Inflation in the UK made a remarkable return to target, falling back to 2% in May, thanks in particular to stronger deflation in energy. In fact, the UK is the only economy of the four major blocs to continue to benefit from this effect, while inflationary pressures are again emerging on this component in the US, the eurozone and Japan (page 6). This favourable effect is set to continue this summer, due to the planned 7.2% cut in the ceiling on regulated gas and electricity tariffs, following the 12.3% reduction agreed in April. Durable goods were the second biggest deflationary item (-3.8% y/y), driven down mainly by used vehicles (-11.2%) and large household appliances (-7.5%). Core inflation has also eased, to 3.5%, but inflation in services remains high (5.7%).

In Japan, inflation is falling again, after a slight rebound over the winter. Total CPI inflation slipped from 2.7% y/y in March to 2.5% in April, the same rate as the core measure (excluding fresh food and energy). The annual rise in food prices, which in April accounted for more than a third (1.1 percentage points) of total inflation, nevertheless eased to 4.3%. On the other hand, market expectations, reflected by the break-even inflation rate, and household expectations are rising, as are scheduled earnings, which broke through the 4% year-on-year barrier in April (page 27).

Chart of the month: Eurozone: The key role of the wages-margins-productivity triangle

Eurozone: GDP deflator components

For some time now, in its monitoring of the disinflation trajectory in the euro area and to track the conditions for its continuation, the ECB has been paying attention to the wages-margins-productivity triangle, expecting slower wages growth, a compression of profit margins, and a recovery in productivity gains. However, the latest available data, at least on wages and productivity, are not yet fully encouraging. Hourly labour productivity gains continue to evolve in negative territory (0.3% year-on-year decline in Q1-2024 according to ECB data), although at a slower pace than in the previous three quarters. Compensation per employee increased 5% y/y in Q1-2024, a slight acceleration from Q4-2023 (4.9% y/y). This is a slightly slower pace than in the first three quarters of 2023 (which was above 5%), but the moderation remains to be confirmed and amplified.

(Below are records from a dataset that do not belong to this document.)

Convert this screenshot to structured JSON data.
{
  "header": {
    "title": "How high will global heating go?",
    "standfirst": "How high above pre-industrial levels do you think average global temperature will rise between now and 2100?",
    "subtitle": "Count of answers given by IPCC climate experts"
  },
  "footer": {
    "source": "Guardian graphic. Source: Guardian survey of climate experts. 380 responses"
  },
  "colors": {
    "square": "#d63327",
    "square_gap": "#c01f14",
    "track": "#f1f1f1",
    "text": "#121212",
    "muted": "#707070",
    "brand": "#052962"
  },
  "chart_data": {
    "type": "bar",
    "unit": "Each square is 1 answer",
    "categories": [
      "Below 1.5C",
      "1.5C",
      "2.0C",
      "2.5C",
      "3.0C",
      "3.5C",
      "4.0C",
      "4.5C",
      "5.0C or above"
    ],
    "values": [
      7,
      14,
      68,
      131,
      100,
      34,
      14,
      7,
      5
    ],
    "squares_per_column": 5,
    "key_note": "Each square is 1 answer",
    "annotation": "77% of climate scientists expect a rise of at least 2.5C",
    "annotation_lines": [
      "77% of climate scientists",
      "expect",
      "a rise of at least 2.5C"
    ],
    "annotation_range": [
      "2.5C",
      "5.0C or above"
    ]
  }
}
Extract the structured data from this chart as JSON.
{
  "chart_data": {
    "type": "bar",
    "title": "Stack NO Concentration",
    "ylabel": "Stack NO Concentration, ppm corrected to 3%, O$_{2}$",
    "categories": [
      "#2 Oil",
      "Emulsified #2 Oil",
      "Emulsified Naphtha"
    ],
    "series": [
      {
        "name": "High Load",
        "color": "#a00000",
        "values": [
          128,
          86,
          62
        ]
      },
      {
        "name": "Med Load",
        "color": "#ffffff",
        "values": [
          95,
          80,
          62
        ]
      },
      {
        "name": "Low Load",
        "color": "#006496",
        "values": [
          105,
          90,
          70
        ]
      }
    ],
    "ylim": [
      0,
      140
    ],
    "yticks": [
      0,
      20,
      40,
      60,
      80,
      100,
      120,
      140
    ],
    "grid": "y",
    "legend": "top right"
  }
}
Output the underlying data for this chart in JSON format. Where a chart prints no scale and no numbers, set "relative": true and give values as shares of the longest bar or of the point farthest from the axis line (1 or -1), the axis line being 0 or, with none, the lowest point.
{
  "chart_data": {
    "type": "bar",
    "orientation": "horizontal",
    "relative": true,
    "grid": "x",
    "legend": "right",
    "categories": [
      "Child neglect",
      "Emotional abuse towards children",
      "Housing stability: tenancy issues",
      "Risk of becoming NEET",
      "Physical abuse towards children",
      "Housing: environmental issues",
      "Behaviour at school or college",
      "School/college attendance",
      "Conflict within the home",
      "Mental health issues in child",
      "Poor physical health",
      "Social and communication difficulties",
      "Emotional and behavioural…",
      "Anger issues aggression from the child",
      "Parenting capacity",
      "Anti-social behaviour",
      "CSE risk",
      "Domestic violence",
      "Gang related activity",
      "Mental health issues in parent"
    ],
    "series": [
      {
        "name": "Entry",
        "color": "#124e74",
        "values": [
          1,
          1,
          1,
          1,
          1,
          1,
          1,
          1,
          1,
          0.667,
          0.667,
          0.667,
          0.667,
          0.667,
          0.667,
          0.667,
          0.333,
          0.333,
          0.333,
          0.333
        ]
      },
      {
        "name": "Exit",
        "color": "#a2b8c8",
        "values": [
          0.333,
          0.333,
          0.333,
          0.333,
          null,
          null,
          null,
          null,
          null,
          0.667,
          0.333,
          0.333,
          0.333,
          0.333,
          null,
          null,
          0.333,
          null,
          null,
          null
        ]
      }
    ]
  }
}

As for corporate margins, they are particularly the focus of attention. As a result of the circumstances that prevailed at the end of the Covid-19 crisis (strong demand rebound, strong supply constraints), companies have regained pricing power: the significant concomitant increase in 2021 and part of 2022 in the PMI components relative to input and output prices well illustrates this (see charts on page 18 of our Inflation Tracker).

The significant contribution of unit profits to inflation, as measured by the GDP deflator, in 2022 and in the first half of 2023, as can be seen from the graph, is another case in point. This has fueled the topic of “greedflation” (profits-push inflation). However, attention must be paid to the upward bias introduced by the large sectoral disparities behind this aggregate result. It would also appear that the phenomenon lasted only a short time, with the contribution of unit profits to inflation falling sharply in the second half of 2023, and then almost disappearing in 2024 according to ECB projections. We are in line with this expectation that businesses will somewhat squeeze their margins to absorb the rise in unit labour costs. But the extent of this compression remains to be seen, and whether it will actually help bring inflation closer to the target, while rising pressures on unit labour costs, via wage dynamics and low productivity gains, remain high.